Der Osten des Kongo wiederum ist Teil der Region der afrikanischen Großen Seen, mit Ruanda, Burundi und der Westhälfte Ugandas – ein Gebiet von gut 50 Millionen Menschen auf engstem Raum, in einer atemberaubend schönen Landschaft aus Seen, Bergen, Vulkanen und Wäldern. Es ist die dichtestbesiedelte ländliche Region Afrikas. Im kleinen Ruanda leben auf der Fläche Hessens bereits neun Millionen Einwohner, innerhalb der nächsten 15 Jahre dürfte ihre Zahl auf 20 Millionen steigen, 90 Prozent davon Bauern. Wovon sollen sie alle leben, wenn schon jetzt jede Familie über durchschnittlich weniger Land verfügt, als nach UN-Maßstäben zur Eigenversorgung reichen? Und die des ebenso dicht besiedelten Burundi nebenan?
Am Afrika der Großen Seen, Schauplatz eines der blutigsten Konflikte der jüngeren Weltgeschichte, wird sich messen, ob es dem Kontinent gelingt, seine Ernährungskrise zu überwinden. Wenn sich dort die Mittel finden, eine hochproduktive Landwirtschaft aufzubauen, die die Bauern nicht als Landlose in die Städte treibt, sondern als Produzenten an ihr Land bindet, dann kann ganz Afrika davon lernen. Versinkt die Region weiter in Armut und Konflikten, sind auch anderswo in Afrika die Mühen der Modernisierung vergebens.
Mehr und bessere Straßen, eine Festschreibung von Grundbesitz, Investitionen in Saatgüter und landwirtschaftliche Technologie, und vor allem Sicherheit, Frieden und gute Regierungsführung – das sind die Rezepte, die alle bekannt sind. Der anhaltende Krieg im Kongo blockiert jedoch die Entwicklung der gesamten Region. Aber auch wenn im Kongo Frieden einkehren sollte, müsste erst einmal das Kapital gefunden werden, um die Landwirtschaft neu aufzubauen. Dabei geht es nicht bloß um Mikrokredite, Hacken und Saatgut, die beliebten Geschenke von Entwicklungshelfern an Kleinbauern. Noch vor 20, 30 Jahren gab es im Ostkongo blühende kommerzielle Großfarmen, Erben der belgischen kolonialen Hinterlassenschaft, die unverzichtbare Zusatzbranchen zur lokalen kleinbäuerlichen Ökonomie kultivierten: edle Viehrassen, hochwertigen Kaffee, auch Chinin-Plantagen zur Herstellung von Malariamedikamenten – lauter Exportschlager, die die ostkongolesischen Kivu-Provinzen reich machten.

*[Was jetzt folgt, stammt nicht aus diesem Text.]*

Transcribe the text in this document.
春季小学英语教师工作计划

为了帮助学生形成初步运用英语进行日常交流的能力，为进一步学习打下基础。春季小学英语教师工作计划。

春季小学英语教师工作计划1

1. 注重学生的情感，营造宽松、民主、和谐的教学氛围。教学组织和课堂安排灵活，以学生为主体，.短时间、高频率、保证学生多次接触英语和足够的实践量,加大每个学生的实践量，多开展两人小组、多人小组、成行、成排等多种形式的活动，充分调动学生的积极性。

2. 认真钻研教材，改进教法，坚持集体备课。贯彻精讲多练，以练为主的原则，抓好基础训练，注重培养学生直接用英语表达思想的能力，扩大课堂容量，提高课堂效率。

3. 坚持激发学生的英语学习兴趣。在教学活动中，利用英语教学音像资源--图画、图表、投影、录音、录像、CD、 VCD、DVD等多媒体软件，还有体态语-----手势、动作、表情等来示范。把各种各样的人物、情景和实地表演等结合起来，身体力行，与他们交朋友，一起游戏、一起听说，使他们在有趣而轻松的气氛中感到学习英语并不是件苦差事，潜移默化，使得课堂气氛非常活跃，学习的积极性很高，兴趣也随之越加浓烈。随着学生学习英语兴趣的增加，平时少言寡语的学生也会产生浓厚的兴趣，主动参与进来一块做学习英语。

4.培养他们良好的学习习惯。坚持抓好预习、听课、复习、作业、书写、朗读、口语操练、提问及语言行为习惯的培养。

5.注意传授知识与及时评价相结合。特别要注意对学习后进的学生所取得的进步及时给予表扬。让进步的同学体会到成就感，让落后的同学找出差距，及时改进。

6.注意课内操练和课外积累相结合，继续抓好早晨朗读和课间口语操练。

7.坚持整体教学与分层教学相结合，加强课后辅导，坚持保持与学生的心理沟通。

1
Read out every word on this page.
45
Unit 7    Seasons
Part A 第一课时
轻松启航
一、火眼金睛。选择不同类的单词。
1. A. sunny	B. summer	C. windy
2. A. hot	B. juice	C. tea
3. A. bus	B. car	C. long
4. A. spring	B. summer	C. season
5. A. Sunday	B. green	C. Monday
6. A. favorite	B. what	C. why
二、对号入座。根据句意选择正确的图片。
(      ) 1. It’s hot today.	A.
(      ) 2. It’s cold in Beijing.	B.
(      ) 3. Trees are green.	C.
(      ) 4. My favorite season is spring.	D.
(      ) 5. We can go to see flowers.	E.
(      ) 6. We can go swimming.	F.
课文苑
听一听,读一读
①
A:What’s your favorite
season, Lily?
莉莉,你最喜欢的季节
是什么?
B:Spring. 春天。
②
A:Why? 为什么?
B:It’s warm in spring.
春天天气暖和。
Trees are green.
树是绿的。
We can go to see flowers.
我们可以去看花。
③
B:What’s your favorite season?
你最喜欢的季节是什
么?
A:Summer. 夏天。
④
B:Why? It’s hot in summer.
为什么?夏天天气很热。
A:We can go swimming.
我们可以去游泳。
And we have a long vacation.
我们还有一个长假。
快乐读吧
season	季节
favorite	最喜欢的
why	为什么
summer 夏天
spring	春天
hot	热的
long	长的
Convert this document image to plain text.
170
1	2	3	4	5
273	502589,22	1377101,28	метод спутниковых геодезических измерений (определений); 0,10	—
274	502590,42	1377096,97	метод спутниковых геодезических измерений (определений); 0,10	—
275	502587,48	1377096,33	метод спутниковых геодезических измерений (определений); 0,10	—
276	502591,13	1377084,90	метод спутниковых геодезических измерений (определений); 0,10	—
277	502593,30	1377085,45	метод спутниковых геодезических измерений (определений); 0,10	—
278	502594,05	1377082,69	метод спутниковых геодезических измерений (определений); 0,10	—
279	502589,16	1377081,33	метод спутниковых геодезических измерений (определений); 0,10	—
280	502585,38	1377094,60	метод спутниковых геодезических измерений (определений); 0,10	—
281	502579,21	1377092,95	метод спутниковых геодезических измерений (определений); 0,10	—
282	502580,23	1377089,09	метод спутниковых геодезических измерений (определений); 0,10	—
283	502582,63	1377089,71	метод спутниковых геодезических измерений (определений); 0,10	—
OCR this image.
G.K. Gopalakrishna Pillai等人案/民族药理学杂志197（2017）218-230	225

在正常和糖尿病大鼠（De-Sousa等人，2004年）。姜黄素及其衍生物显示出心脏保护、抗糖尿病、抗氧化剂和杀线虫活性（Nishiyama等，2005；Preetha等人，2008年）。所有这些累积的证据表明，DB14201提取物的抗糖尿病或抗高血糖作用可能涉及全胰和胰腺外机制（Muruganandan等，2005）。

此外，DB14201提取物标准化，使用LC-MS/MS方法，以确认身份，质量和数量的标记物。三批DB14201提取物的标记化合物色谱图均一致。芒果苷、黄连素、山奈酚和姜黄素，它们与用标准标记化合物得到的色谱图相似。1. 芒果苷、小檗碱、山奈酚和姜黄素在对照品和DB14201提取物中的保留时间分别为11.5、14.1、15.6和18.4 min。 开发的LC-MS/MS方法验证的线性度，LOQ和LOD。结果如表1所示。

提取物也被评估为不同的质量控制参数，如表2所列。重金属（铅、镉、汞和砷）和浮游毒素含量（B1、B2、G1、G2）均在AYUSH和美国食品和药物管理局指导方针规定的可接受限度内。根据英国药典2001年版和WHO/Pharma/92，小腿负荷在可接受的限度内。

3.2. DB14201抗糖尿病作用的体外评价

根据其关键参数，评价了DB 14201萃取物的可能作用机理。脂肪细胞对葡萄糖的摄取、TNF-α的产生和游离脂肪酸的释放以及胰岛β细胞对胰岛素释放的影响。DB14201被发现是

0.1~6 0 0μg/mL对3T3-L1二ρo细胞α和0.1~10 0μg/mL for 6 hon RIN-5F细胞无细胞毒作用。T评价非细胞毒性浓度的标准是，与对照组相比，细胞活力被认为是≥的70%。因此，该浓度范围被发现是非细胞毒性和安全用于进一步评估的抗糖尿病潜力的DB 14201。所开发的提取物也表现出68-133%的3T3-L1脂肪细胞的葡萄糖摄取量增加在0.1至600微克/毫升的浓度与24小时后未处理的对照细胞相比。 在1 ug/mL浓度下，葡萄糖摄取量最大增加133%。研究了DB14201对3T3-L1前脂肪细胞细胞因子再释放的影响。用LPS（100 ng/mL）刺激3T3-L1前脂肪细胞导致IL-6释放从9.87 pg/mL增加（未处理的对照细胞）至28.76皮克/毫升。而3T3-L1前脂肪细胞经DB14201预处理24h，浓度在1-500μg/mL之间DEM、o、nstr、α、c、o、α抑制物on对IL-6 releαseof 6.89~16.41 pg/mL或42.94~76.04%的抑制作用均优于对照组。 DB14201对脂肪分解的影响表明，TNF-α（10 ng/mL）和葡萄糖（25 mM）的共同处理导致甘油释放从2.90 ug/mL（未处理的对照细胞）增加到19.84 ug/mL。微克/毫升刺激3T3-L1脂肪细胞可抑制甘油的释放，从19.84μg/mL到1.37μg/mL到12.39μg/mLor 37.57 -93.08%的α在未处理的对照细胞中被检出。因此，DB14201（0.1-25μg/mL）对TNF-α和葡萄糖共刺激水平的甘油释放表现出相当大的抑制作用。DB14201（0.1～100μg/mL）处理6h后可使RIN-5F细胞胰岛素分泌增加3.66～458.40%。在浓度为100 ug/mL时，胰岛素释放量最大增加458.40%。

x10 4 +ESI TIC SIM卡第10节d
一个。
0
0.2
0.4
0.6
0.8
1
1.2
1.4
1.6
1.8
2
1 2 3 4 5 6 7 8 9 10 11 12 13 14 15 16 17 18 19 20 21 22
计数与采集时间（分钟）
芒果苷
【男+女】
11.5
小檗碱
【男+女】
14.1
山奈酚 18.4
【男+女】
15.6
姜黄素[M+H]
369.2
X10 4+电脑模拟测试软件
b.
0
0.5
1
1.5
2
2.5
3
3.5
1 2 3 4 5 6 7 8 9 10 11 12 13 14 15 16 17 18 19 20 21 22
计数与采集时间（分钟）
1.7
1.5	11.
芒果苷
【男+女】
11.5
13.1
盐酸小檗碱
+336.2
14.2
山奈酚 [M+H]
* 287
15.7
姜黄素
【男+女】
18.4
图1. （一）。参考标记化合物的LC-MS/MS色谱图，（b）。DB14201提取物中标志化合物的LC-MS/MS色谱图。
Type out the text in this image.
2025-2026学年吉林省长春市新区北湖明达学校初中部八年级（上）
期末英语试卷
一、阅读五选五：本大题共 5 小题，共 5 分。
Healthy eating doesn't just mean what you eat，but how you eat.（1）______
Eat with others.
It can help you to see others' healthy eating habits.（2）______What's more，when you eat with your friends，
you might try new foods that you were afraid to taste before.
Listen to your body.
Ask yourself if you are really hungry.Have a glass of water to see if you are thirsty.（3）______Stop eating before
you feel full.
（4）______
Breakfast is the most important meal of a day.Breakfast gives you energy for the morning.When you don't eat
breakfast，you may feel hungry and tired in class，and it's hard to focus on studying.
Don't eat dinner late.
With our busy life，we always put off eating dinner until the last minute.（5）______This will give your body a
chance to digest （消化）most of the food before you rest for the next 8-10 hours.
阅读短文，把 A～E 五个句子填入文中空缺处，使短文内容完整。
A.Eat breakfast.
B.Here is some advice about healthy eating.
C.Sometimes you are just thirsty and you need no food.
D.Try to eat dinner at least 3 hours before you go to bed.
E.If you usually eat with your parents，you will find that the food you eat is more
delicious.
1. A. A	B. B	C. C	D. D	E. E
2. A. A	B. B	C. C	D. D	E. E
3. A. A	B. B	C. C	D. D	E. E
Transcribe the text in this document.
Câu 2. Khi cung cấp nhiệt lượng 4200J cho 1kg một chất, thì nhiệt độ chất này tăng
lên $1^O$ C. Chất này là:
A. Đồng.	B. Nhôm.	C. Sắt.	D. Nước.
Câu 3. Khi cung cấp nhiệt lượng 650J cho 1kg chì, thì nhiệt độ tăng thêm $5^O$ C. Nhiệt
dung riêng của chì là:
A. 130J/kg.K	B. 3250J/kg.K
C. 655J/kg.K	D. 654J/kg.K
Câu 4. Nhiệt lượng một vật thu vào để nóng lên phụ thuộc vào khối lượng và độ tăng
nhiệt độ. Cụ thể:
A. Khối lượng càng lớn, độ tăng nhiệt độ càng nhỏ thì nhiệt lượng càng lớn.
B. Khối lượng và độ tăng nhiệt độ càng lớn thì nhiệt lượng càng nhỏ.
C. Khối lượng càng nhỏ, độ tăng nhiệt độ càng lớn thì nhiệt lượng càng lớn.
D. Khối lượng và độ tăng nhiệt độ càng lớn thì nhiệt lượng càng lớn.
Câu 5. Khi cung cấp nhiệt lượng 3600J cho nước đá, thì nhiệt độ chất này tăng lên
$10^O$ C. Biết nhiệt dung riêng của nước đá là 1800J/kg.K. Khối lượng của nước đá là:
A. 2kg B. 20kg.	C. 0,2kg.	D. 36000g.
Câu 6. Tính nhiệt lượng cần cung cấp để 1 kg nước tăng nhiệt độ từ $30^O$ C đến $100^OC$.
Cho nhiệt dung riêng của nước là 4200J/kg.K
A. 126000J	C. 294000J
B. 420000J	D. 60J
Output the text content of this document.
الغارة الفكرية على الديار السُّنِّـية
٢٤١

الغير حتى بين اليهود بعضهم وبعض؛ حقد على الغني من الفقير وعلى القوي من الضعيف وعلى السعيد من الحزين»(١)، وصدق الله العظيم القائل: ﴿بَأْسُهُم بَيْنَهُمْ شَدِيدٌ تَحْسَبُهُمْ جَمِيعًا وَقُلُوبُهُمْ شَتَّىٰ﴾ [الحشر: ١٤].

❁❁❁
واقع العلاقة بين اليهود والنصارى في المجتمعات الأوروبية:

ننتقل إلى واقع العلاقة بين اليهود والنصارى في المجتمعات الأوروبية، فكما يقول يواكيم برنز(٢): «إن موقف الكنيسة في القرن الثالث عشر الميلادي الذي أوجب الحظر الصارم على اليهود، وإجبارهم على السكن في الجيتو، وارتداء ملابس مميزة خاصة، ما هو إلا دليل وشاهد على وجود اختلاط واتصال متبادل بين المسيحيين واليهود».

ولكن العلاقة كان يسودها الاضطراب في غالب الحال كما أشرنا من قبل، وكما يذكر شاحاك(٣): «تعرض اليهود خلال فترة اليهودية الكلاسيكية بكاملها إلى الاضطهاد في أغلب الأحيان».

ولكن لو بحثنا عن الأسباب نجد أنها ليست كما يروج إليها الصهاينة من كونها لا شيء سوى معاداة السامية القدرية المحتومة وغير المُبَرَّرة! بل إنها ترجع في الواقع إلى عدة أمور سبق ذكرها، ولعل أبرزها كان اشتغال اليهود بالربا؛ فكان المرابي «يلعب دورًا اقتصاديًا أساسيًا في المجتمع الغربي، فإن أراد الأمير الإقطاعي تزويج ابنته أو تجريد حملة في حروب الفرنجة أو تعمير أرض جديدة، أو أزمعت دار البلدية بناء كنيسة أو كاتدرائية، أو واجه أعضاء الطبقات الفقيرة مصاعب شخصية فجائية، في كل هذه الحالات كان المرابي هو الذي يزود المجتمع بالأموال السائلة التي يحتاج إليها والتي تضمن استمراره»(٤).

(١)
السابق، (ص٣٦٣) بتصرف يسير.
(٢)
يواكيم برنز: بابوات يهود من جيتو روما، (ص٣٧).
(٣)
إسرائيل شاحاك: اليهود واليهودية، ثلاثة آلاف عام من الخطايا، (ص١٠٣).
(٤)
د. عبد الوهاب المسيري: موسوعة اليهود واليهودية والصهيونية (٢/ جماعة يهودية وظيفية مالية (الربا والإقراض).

Ein friedliches Nebeneinander einer produktiven kleinbäuerlichen Landwirtschaft, die die Grundversorgung der rasch wachsenden Bevölkerung sicherstellt, und einer modernen kommerziellen Exportwirtschaft, die in großem Maße Devisen und Einkommen zur Finanzierung von Investitionen erwirtschaftet: Das wäre das beste Rezept, um aus den Schlachtfeldern des Kongo wieder blühende Landschaften zu machen. Aber davon scheint das Land heute weiter entfernt denn je.